RDC : Colette Braeckman confirme : plus de doute, Joseph est fils de M’zée Kabila

Ce sujet est l’un des plus clivants en République démocratique du Congo. Malgré ses 18 ans de gouvernance, les critiques de Joseph Kabila sont restés campés sur une rhétorique dont eux seuls avaient le secret. : Joseph Kabila n’était pas le fils de son père. Ils ont déployé une énergie considérable pour tenter de démontrer le contraire par des preuves, sans jamais y parvenir, allant jusqu’à opposer leur parole à celle de son défunt père.

Par Gédéon ATIBU

Ce débat, qui se pose avec acuité particulière, reste omniprésent dans les milieux politiques congolais. L’opinion a longtemps été poussée à croire à une vérité qui n’en était pas une, si l’on en croit Colette Braekaman, célèbre journaliste du journal Le Soir.

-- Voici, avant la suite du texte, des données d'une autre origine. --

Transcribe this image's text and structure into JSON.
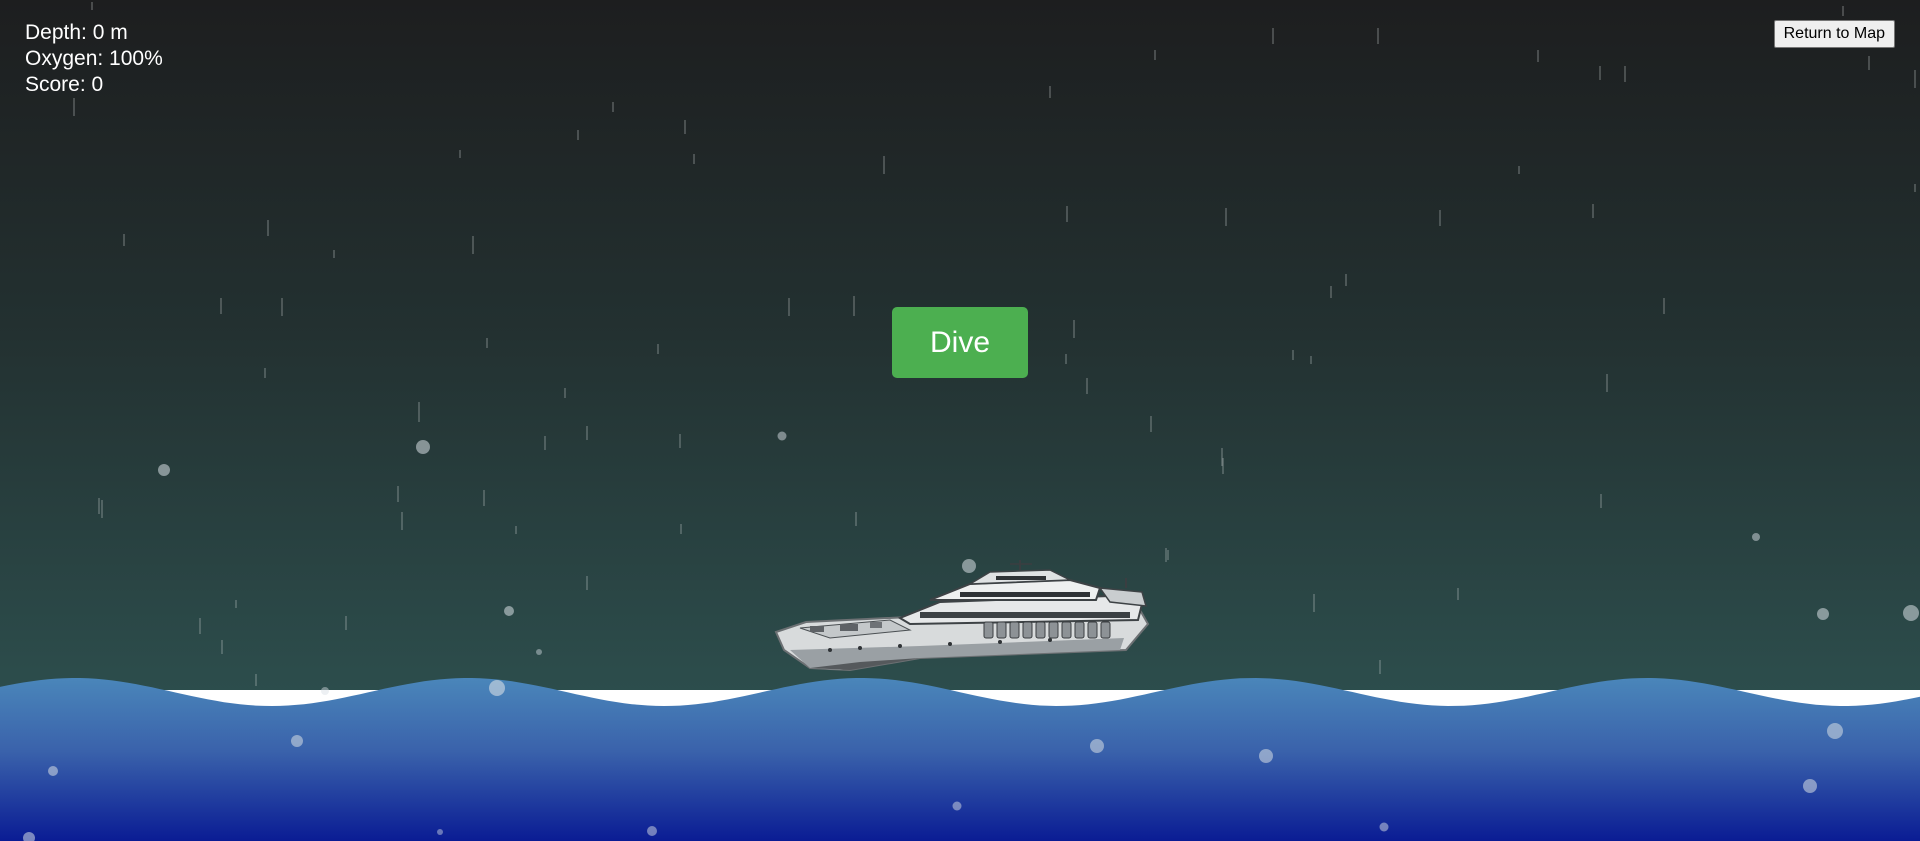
{
  "hud": {
    "depth_label": "Depth: 0 m",
    "oxygen_label": "Oxygen: 100%",
    "score_label": "Score: 0"
  },
  "controls": {
    "return_label": "Return to Map",
    "dive_label": "Dive"
  },
  "game_state": {
    "depth_m": 0,
    "oxygen_pct": 100,
    "score": 0
  },
  "colors": {
    "sky_top": "#1d1e1f",
    "sky_bottom": "#2e5451",
    "water_top": "#4a86ba",
    "water_bottom": "#0a1c94",
    "dive_button": "#4caf50",
    "foam": "#ffffff"
  },
  "icons": {
    "ship": "ship-icon"
  }
}
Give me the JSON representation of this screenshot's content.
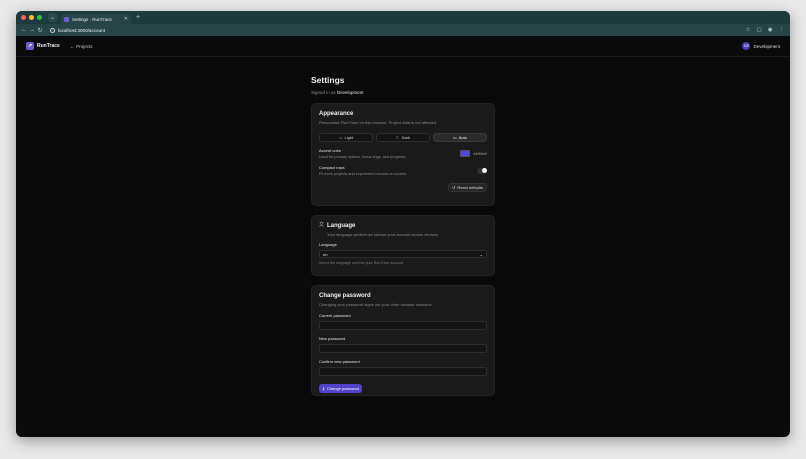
{
  "browser": {
    "tab_title": "Settings · RunTrace",
    "url": "localhost:3000/account"
  },
  "app": {
    "brand": "RunTrace",
    "projects_link": "Projects",
    "user": {
      "initials": "DE",
      "name": "Development"
    }
  },
  "page": {
    "title": "Settings",
    "signed_in_prefix": "Signed in as",
    "signed_in_user": "Development"
  },
  "appearance": {
    "title": "Appearance",
    "description": "Personalize RunTrace on this browser. Project data is not affected.",
    "themes": [
      {
        "label": "Light",
        "icon": "sun-icon",
        "active": false
      },
      {
        "label": "Dark",
        "icon": "moon-icon",
        "active": false
      },
      {
        "label": "Auto",
        "icon": "monitor-icon",
        "active": true
      }
    ],
    "accent": {
      "label": "Accent color",
      "sub": "Used for primary actions, focus rings, and progress.",
      "value": "#4f46e5"
    },
    "compact": {
      "label": "Compact rows",
      "sub": "Fit more projects and experiment records on screen.",
      "enabled": true
    },
    "reset_label": "Reset defaults"
  },
  "language": {
    "title": "Language",
    "description": "Your language preference follows your account across devices.",
    "field_label": "Language",
    "selected": "en",
    "hint": "Select the language used for your RunTrace account."
  },
  "password": {
    "title": "Change password",
    "description": "Changing your password signs out your other browser sessions.",
    "current_label": "Current password",
    "new_label": "New password",
    "confirm_label": "Confirm new password",
    "submit_label": "Change password"
  },
  "colors": {
    "accent": "#4f46e5",
    "tab_strip": "#1d3a3c",
    "background": "#0a0a0a",
    "card": "#1a1a1a"
  }
}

Lors de l’un de ses multiples voyages dans la région de Fizi, elle a pu enquêter et confronter les faits pour mettre fin à la propagande dont Kabila était victime de la part d’anciens mobutistes.

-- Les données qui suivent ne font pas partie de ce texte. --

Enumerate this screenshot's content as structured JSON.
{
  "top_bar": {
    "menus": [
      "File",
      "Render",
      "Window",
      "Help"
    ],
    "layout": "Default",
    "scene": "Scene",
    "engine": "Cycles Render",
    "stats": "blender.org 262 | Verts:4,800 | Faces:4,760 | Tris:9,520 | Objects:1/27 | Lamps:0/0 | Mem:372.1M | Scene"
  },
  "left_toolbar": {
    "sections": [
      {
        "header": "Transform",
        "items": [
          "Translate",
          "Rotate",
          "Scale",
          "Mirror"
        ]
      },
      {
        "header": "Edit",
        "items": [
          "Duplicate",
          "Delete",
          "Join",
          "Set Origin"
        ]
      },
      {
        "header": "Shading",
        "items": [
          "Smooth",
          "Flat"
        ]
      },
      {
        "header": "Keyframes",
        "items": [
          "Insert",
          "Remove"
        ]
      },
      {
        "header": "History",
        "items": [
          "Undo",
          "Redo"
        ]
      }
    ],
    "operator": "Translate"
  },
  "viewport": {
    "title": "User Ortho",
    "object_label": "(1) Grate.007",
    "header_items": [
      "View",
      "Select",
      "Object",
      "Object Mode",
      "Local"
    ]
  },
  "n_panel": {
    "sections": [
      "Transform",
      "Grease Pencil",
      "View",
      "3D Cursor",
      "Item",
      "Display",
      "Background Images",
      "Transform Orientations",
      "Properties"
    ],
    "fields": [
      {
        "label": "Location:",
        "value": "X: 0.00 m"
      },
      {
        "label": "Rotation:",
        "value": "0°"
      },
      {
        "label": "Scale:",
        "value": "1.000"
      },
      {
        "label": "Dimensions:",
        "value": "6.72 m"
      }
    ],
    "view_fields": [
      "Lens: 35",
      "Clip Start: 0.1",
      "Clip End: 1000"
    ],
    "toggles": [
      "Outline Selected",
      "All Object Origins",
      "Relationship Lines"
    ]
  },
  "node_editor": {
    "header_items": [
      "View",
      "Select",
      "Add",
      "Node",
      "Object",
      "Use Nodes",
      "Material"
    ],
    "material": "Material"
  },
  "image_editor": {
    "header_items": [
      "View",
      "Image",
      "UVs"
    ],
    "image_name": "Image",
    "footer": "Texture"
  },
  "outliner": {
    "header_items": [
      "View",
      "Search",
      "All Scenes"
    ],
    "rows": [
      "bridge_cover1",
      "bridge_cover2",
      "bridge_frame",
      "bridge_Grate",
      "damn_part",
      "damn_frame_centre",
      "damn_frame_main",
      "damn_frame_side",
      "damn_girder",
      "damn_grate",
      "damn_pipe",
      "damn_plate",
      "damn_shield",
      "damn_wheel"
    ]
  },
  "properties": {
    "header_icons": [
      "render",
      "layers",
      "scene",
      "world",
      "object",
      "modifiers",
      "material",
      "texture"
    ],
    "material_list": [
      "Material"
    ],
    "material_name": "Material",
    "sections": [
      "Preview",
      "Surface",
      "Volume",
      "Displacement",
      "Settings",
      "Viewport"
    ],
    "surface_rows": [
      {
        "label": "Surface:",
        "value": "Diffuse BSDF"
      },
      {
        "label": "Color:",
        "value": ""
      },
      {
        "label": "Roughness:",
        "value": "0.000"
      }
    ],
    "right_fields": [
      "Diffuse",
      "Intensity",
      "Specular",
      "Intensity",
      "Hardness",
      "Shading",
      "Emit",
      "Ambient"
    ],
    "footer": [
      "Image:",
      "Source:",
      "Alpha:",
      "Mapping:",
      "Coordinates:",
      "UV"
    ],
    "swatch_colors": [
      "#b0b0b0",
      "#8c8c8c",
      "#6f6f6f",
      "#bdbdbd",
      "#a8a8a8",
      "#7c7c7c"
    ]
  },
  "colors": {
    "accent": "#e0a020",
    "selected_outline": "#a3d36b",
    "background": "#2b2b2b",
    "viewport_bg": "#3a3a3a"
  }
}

« Je me suis dit : « puisque je suis ici , je vais… ce n’est pas compliqué, je vais parler avec les gens. Et donc j’ai été parler avec les villageois et tout ça, et je suis tombée sur des vieux qui me disaient : « mais nous, nous avions connu le père Kabila. Son maquis n’était pas très loin de Fizi, dans la montagne, c’était par là. Bon, une dame qui dit : « mais nous, vieille, j’ai assisté au baptême des jumeaux quand ils sont nés dans le maquis. On a fait une petite fête et on est allé au baptême de Joseph et de sa sœur Jaynet», a-t-elle déclaré dans une interview accordée au média Télé Shaba basé à Bruxelles.

Dans le maquis à Fizi, le lien avec les villageois était naturellement puissant que les témoignages recueillis étaient lourds de sens, bien au-delà du simple caractère informatif. Colette Braekaman affirme que ce fut une belle expérience déterminante pour elle d’en arriver à cette conclusion : « J’avais la preuve que ce maquis existait, que Laurent Désiré Kabila avait quand-même résisté, était présent longtemps, que Joseph et Jaynet étaient bien ses enfants…et donc j’ai rencontré après des témoins en Ouganda qui avaient connu Joseph Kabila en Ouganda aussi », a-t-elle ajouté.

Après des années de doute, ce témoignage de Colette Braekaman ne saurait toutefois mettre fin définitivement à ce débat tant qu’il restera entouré de mystères. Malgré les attaques, Joseph Kabila ne s’est jamais défendu personnellement, mais l’on peut s’accorder à dire qu’il a aujourd’hui trouvé des défenseurs qui ne sont pas issus des milieux politiques.